Writing Tests That Don't Suck
Everyone agrees testing is important. But somehow most codebases end up with tests that are slow, flaky, hard to understand, and don't catch real bugs. What gives?
The problem isn't testing itself. It's how we approach it. Let's talk about writing tests that actually help instead of just checking a box.
Test Behavior, Not Implementation
The biggest mistake is testing implementation details instead of behavior. If your tests break every time you refactor, they're testing the wrong things.
Bad test: "When I call processOrder, it should call the validateOrder function, then call calculateTax, then call saveToDatabase."
Good test: "When I submit a valid order, it should be saved with the correct tax calculated."
The bad test will break if you rename a function or change the internal flow, even if the behavior is still correct. The good test only breaks if the actual behavior changes, which is what you want.
The Testing Pyramid
You've probably seen the testing pyramid: lots of unit tests at the bottom, fewer integration tests in the middle, and a handful of end-to-end tests at the top. This ratio exists for good reasons.
Unit tests are fast and isolated. They test individual functions or components. You can run thousands of them in seconds. Most of your tests should be here.
Integration tests verify that pieces work together. They're slower but catch issues unit tests miss, like database queries that don't return what you expect.
End-to-end tests simulate real user flows through the whole system. They're slow and sometimes flaky, so use them sparingly for critical paths.
The mistake is inverting this pyramid. Too many E2E tests make your suite slow and brittle. Too few unit tests mean you miss bugs early.
One Assertion Per Test? Not Really
You'll hear "one assertion per test" as a rule. It's more nuanced than that. A better rule: one concept per test.
If you're testing that a function returns the right user object, checking that the name, email, and ID are all correct is fine in one test. They're all verifying the same behavior.
But testing user creation AND user deletion in the same test is confusing. If it fails, which part broke? Split those into separate tests.
Good Test Names Are Documentation
Test names should describe the behavior being tested, not the implementation. When a test fails, the name should tell you what's broken without reading the code.
Bad: testProcessOrder
Better: processOrder_validOrder_savesOrderWithTax
Best: should save order with calculated tax when order is valid
Some people use sentence-style names. Others use the given_when_then format. Pick a convention and stick with it. Consistency matters more than the specific style.
Arrange, Act, Assert
Structure every test the same way:
Arrange: Set up the test data and preconditions.
Act: Execute the thing you're testing.
Assert: Verify the results.
This pattern makes tests easy to read. You always know where to look for setup, execution, and verification. When tests get confusing, they usually have these sections jumbled together.
Test Data Should Be Obvious
Don't make readers hunt for where test data comes from. Avoid setup methods that configure a bunch of shared state. It's hard to understand what a test is doing when half the context is defined somewhere else.
Use factory functions or builders to create test data right in the test. Make it obvious what values matter for this specific test.
If you need a user with a specific email for this test, create that user inline. Don't rely on a testUser defined in some setup block that might change.
Dealing with Flaky Tests
Flaky tests are tests that sometimes pass and sometimes fail without code changes. They destroy trust in your test suite. If people can't trust the tests, they start ignoring failures.

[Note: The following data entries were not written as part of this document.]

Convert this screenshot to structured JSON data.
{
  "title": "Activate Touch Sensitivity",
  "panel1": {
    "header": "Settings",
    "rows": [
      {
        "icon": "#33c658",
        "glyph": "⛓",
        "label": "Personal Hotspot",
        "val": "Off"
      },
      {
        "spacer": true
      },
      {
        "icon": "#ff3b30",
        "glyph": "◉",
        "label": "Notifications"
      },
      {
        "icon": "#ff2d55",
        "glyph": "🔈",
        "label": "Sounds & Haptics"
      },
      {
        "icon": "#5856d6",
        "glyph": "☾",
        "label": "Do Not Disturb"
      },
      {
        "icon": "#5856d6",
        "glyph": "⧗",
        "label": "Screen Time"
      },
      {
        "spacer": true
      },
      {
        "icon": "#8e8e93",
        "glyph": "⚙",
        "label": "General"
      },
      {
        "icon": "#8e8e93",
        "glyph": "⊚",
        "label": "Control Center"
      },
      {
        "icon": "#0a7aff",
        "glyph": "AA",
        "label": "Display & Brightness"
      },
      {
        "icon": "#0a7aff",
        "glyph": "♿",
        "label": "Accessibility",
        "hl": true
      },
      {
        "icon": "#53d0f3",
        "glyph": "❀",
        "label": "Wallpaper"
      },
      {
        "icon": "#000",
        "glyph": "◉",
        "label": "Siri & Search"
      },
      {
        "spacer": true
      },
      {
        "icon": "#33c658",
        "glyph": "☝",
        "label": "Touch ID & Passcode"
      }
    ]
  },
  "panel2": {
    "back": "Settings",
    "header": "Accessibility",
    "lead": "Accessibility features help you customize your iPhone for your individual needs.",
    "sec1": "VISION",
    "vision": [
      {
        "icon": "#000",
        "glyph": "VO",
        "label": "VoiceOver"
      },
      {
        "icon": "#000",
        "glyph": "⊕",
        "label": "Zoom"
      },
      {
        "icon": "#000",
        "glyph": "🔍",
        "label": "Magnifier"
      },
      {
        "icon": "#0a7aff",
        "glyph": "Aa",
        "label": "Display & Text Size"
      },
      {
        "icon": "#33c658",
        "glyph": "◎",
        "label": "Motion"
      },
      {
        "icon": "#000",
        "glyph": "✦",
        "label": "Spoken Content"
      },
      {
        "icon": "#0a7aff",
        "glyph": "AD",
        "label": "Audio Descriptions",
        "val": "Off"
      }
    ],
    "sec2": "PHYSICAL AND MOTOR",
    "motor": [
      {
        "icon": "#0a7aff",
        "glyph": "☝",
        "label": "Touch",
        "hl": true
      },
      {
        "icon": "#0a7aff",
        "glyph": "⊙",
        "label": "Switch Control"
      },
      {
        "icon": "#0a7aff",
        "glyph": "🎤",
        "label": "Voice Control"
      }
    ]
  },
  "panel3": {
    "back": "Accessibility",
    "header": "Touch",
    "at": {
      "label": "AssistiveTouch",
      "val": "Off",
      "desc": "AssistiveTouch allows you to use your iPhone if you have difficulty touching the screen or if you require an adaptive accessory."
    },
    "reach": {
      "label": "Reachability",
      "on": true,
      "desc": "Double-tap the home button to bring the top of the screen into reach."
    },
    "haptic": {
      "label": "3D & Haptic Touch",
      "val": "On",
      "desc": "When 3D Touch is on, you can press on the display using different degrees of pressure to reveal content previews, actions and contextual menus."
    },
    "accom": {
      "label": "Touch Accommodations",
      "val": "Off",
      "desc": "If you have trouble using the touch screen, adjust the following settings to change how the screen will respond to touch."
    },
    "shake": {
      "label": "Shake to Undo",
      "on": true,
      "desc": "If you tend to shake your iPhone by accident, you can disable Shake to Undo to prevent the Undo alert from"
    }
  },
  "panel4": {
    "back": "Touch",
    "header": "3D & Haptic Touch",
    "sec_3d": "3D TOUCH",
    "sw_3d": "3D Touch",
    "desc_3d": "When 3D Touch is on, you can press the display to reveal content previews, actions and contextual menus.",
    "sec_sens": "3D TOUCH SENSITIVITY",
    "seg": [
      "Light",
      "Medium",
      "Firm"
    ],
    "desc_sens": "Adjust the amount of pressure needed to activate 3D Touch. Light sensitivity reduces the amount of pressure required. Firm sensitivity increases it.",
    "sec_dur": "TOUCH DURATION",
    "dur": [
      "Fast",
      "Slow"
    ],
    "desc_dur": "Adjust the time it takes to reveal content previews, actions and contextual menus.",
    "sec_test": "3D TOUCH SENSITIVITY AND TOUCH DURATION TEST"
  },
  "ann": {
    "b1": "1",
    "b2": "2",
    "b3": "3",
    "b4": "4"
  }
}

Common causes of flakiness:
- Tests depending on execution order
- Race conditions with async code
- Tests sharing state that should be isolated
- Hardcoded dates or times
- Network calls to external services
When you find a flaky test, fix it immediately or delete it. A flaky test is worse than no test because it wastes everyone's time and erodes confidence.
Mock Wisely
Mocking lets you isolate units by replacing dependencies with fakes. But over-mocking creates tests that don't reflect reality.
Mock things that are slow (network calls, databases) or non-deterministic (current time, random numbers). Don't mock the thing you're actually testing or its core logic.
If you're mocking so much that your test is just verifying mock calls, you're not testing anything useful. The test will pass even if the real implementation is broken.
Run Tests Frequently
Tests only help if you run them. If your test suite takes 30 minutes, nobody runs it locally. They push and hope CI passes.
Keep your unit tests fast enough to run on every save. Use watch mode. The tighter the feedback loop, the faster you catch mistakes.
For slow integration tests, run them less frequently but always before merging. CI should be your safety net, not your only testing environment.
Delete Bad Tests
A test that doesn't provide value is actively harmful. It takes time to maintain, slows down the suite, and might give false confidence.
If a test is flaky, fixes it or delete it. If a test never catches bugs and just breaks during refactors, maybe it's not testing anything useful. If a test is so complex nobody understands it, simplify it or remove it.
Good tests should be an asset, not a burden. Treat your test suite with the same care you give production code.